I think a big theme would be around having a global strategy for local production for Open Insulin. What we have talked about here and in other fora is the idea that localized production would be key in spreading the technology or group intelligence, that the scientists and others are working on across physical and cultural boundaries. The collective knowledge, the means of production, can be seen as capital that can be used appropriately in hyperlocal economic and cultural contexts. What this allows for is creating unique meaning to how the technology is to be deployed without any one person or entity to the actual mode of distribution, which is crucial to open science.

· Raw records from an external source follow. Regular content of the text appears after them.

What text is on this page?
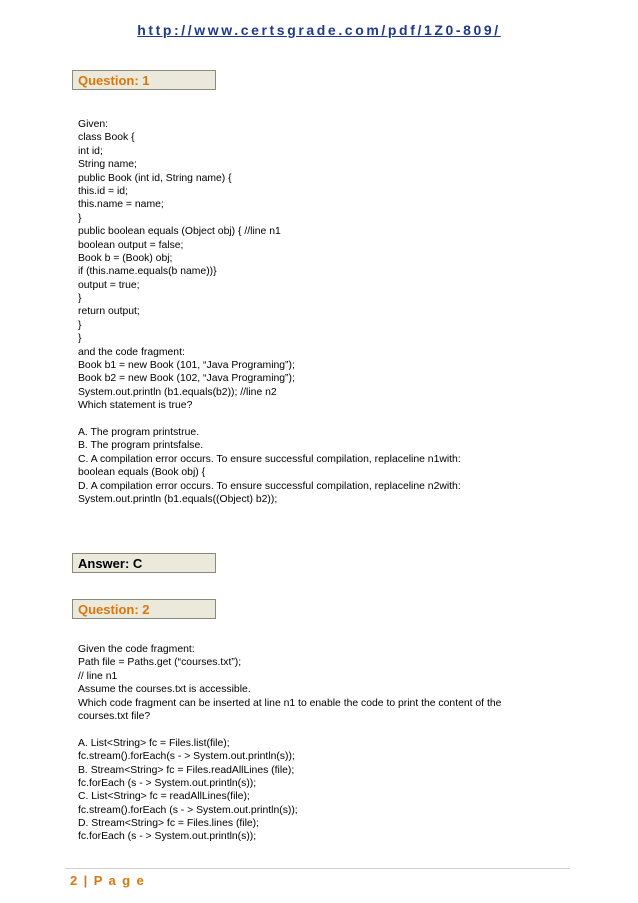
http://www.certsgrade.com/pdf/1Z0-809/
Question: 1
Given:
class Book {
int id;
String name;
public Book (int id, String name) {
this.id = id;
this.name = name;
}
public boolean equals (Object obj) { //line n1
boolean output = false;
Book b = (Book) obj;
if (this.name.equals(b name))}
output = true;
}
return output;
}
}
and the code fragment:
Book b1 = new Book (101, “Java Programing”);
Book b2 = new Book (102, “Java Programing”);
System.out.println (b1.equals(b2)); //line n2
Which statement is true?
A. The program printstrue.
B. The program printsfalse.
C. A compilation error occurs. To ensure successful compilation, replaceline n1with:
boolean equals (Book obj) {
D. A compilation error occurs. To ensure successful compilation, replaceline n2with:
System.out.println (b1.equals((Object) b2));
Answer: C
Question: 2
Given the code fragment:
Path file = Paths.get (“courses.txt”);
// line n1
Assume the courses.txt is accessible.
Which code fragment can be inserted at line n1 to enable the code to print the content of the
courses.txt file?
A. List<String> fc = Files.list(file);
fc.stream().forEach(s - > System.out.println(s));
B. Stream<String> fc = Files.readAllLines (file);
fc.forEach (s - > System.out.println(s));
C. List<String> fc = readAllLines(file);
fc.stream().forEach (s - > System.out.println(s));
D. Stream<String> fc = Files.lines (file);
fc.forEach (s - > System.out.println(s));
2 | P a g e
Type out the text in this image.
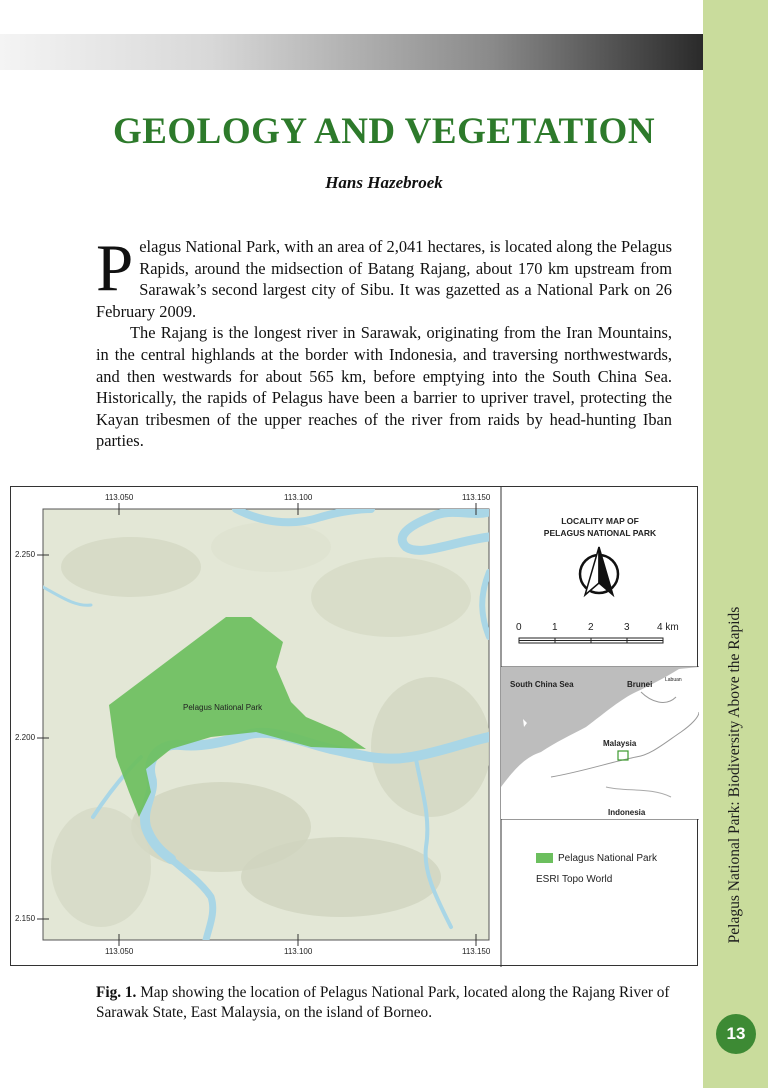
Pelagus National Park: Biodiversity Above the Rapids
13
GEOLOGY AND VEGETATION
Hans Hazebroek

Pelagus National Park, with an area of 2,041 hectares, is located along the Pelagus Rapids, around the midsection of Batang Rajang, about 170 km upstream from Sarawak’s second largest city of Sibu. It was gazetted as a National Park on 26 February 2009.

The Rajang is the longest river in Sarawak, originating from the Iran Mountains, in the central highlands at the border with Indonesia, and traversing northwestwards, and then westwards for about 565 km, before emptying into the South China Sea. Historically, the rapids of Pelagus have been a barrier to upriver travel, protecting the Kayan tribesmen of the upper reaches of the river from raids by head-hunting Iban parties.

113.050	113.100	113.150
113.050	113.100	113.150
2.250
2.200
2.150
Pelagus National Park
LOCALITY MAP OF
PELAGUS NATIONAL PARK
0	1	2	3	4 km
South China Sea	Brunei	Labuan
Malaysia
Indonesia
Pelagus National Park
ESRI Topo World
Fig. 1. Map showing the location of Pelagus National Park, located along the Rajang River of Sarawak State, East Malaysia, on the island of Borneo.
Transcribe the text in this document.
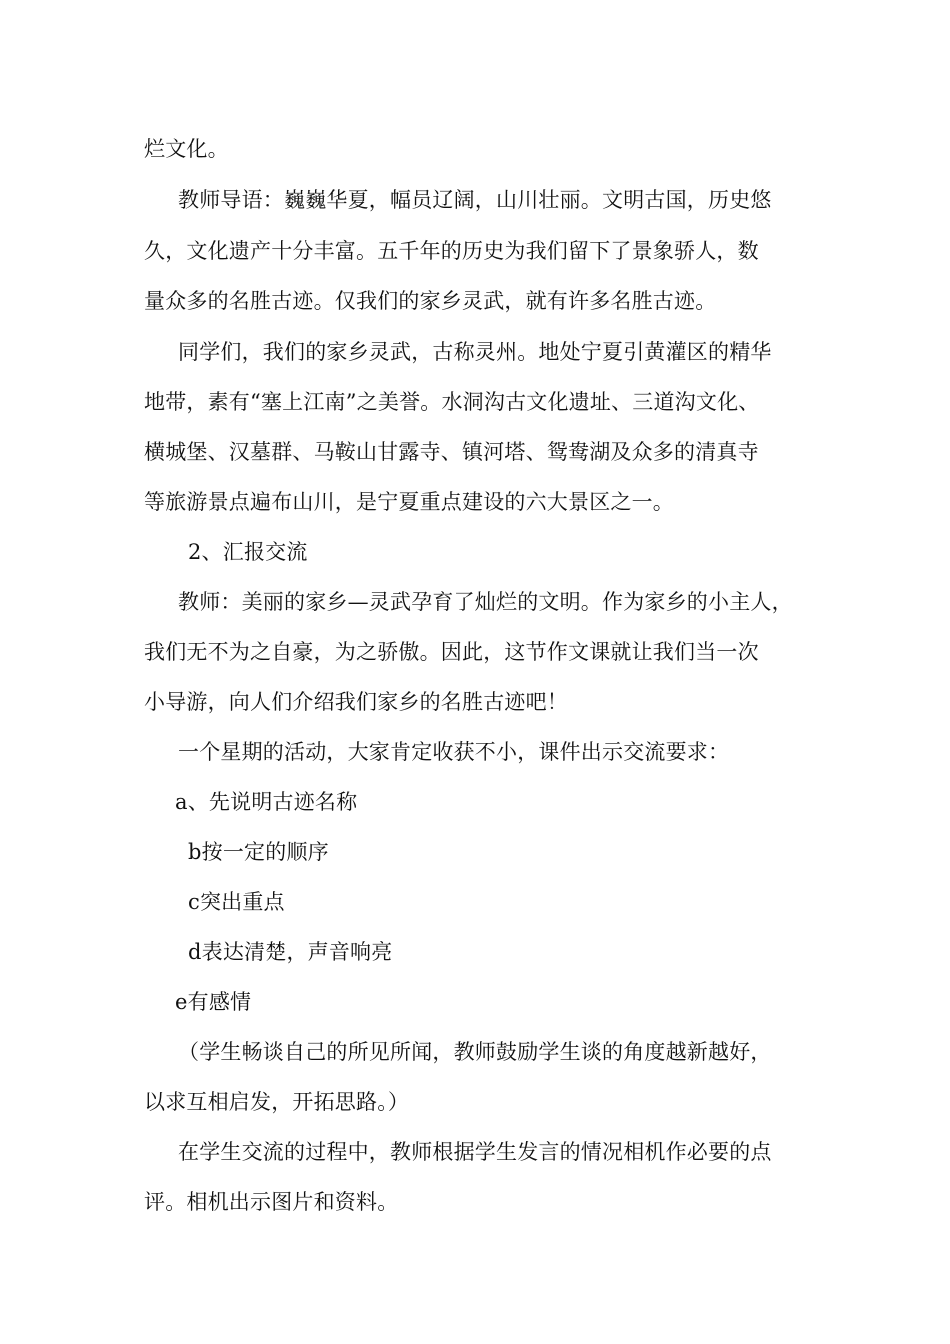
烂文化。
教师导语：巍巍华夏，幅员辽阔，山川壮丽。文明古国，历史悠
久，文化遗产十分丰富。五千年的历史为我们留下了景象骄人，数
量众多的名胜古迹。仅我们的家乡灵武，就有许多名胜古迹。
同学们，我们的家乡灵武，古称灵州。地处宁夏引黄灌区的精华
地带，素有“塞上江南”之美誉。水洞沟古文化遗址、三道沟文化、
横城堡、汉墓群、马鞍山甘露寺、镇河塔、鸳鸯湖及众多的清真寺
等旅游景点遍布山川，是宁夏重点建设的六大景区之一。
2、汇报交流
教师：美丽的家乡—灵武孕育了灿烂的文明。作为家乡的小主人，
我们无不为之自豪，为之骄傲。因此，这节作文课就让我们当一次
小导游，向人们介绍我们家乡的名胜古迹吧！
一个星期的活动，大家肯定收获不小，课件出示交流要求：
a、先说明古迹名称
b按一定的顺序
c突出重点
d表达清楚，声音响亮
e有感情
（学生畅谈自己的所见所闻，教师鼓励学生谈的角度越新越好，
以求互相启发，开拓思路。）
在学生交流的过程中，教师根据学生发言的情况相机作必要的点
评。相机出示图片和资料。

No one can horde the technology in an ideal sharing situation.
Here is a quote from a post that I read recently that I have been thinking about a lot as to the power of the open insulin project (really good read, especially midway, about cosmolocalism):
“Fablabs, makerspaces, emerging global knowledge commons… These are but some of the outcomes of a growing movement that champions globally-sourced designs for local economic activity. Its core idea is simple: local ownership of the means to produce basic manufactures and services can change our economic paradigm, making our cities self-sufficient and help the planet.”
source: Cosmo-localization': can thinking globally and producing locally really save our planet?

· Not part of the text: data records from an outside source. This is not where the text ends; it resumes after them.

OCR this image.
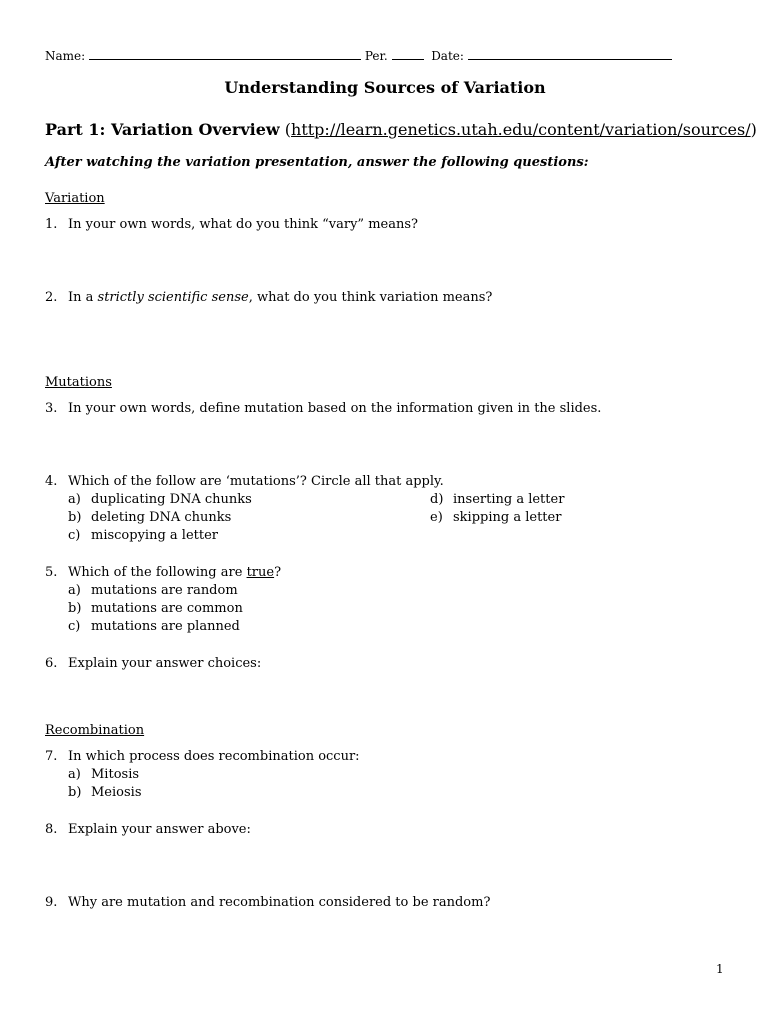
Name:	Per.	Date:
Understanding Sources of Variation
Part 1: Variation Overview (http://learn.genetics.utah.edu/content/variation/sources/)
After watching the variation presentation, answer the following questions:
Variation
1. In your own words, what do you think “vary” means?
2. In a strictly scientific sense, what do you think variation means?
Mutations
3. In your own words, define mutation based on the information given in the slides.
4. Which of the follow are ‘mutations’? Circle all that apply.
a) duplicating DNA chunks
b) deleting DNA chunks
c) miscopying a letter
d) inserting a letter
e) skipping a letter
5. Which of the following are true?
a) mutations are random
b) mutations are common
c) mutations are planned
6. Explain your answer choices:
Recombination
7. In which process does recombination occur:
a) Mitosis
b) Meiosis
8. Explain your answer above:
9. Why are mutation and recombination considered to be random?
1
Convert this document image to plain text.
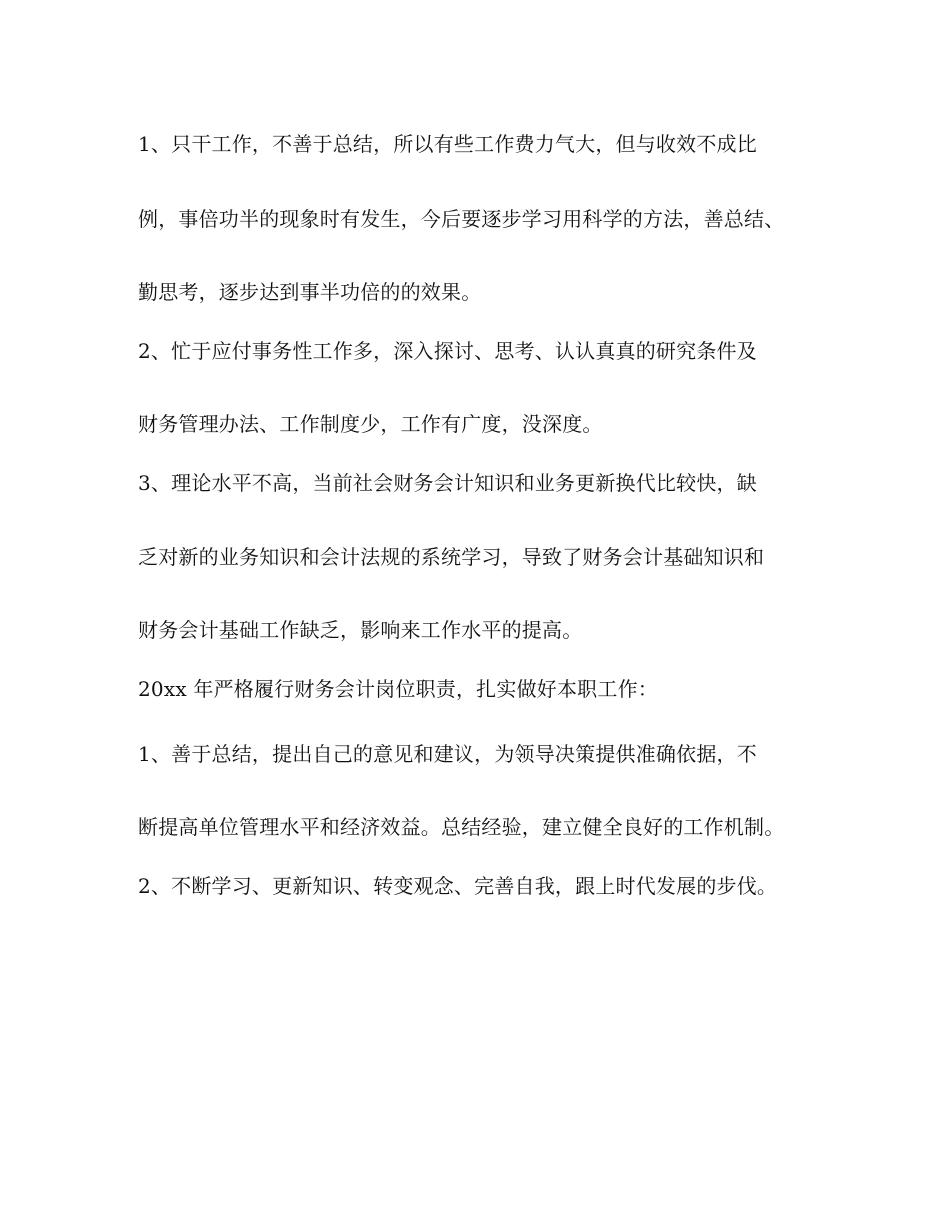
1、只干工作，不善于总结，所以有些工作费力气大，但与收效不成比
例，事倍功半的现象时有发生，今后要逐步学习用科学的方法，善总结、
勤思考，逐步达到事半功倍的的效果。
2、忙于应付事务性工作多，深入探讨、思考、认认真真的研究条件及
财务管理办法、工作制度少，工作有广度，没深度。
3、理论水平不高，当前社会财务会计知识和业务更新换代比较快，缺
乏对新的业务知识和会计法规的系统学习，导致了财务会计基础知识和
财务会计基础工作缺乏，影响来工作水平的提高。
20xx 年严格履行财务会计岗位职责，扎实做好本职工作：
1、善于总结，提出自己的意见和建议，为领导决策提供准确依据，不
断提高单位管理水平和经济效益。总结经验，建立健全良好的工作机制。
2、不断学习、更新知识、转变观念、完善自我，跟上时代发展的步伐。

I think this is especially important to think about cosmolocalism in the context of decolonization of science, health (human bodies) and even open science. And what draws me to continually work with the Open Insulin group is that the agency in the knowledge-production is not contingent on a colonial mindset, even at this stage in collaboration.
In practice, what this means is that the Mboa labs for example, could produce their own insulin, create media (as @ThomasMboa has done on Facebook around diabetes awareness and insulin), storytelling, foster partnerships and strategies, wholly rooted in the the local context. This is what I think success would look like for the OpenInsulin project, globally.

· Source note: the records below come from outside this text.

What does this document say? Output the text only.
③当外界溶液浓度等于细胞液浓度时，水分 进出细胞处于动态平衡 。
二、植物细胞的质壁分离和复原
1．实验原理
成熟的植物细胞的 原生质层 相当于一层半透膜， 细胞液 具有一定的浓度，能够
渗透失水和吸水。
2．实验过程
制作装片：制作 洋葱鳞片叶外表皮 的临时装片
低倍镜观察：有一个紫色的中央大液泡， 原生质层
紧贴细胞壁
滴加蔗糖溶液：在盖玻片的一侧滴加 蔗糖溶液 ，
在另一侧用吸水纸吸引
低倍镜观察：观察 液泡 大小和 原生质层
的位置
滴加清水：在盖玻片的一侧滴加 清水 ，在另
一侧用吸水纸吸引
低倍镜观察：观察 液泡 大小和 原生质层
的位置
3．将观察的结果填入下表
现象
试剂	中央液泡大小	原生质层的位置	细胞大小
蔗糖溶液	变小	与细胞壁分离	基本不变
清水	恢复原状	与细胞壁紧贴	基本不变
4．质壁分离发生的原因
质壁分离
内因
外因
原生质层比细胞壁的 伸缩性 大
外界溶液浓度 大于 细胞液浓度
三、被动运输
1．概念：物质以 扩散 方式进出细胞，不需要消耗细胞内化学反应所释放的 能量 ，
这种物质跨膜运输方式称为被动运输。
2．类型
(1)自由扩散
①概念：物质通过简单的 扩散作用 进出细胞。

Last, there is the idea of launching a patient coop for OI, which we’d like to plan for the patients and producers controlling not only processes, but also the valuable health data that are produced from say, controlled trials. This kind of coop in theory, could allow individual actors to own the data that has traditionally been owned by corporations. We are also hoping this kind of coop would allow the technology to get into the hands of those who need it quickly, and not have to wait on the beauracratic processes in place that are oftentimes onerous and significantly slowing, and not always centered around the humans that should really have more say about how they want to create health in their own bodies and also their communities, local and beyond.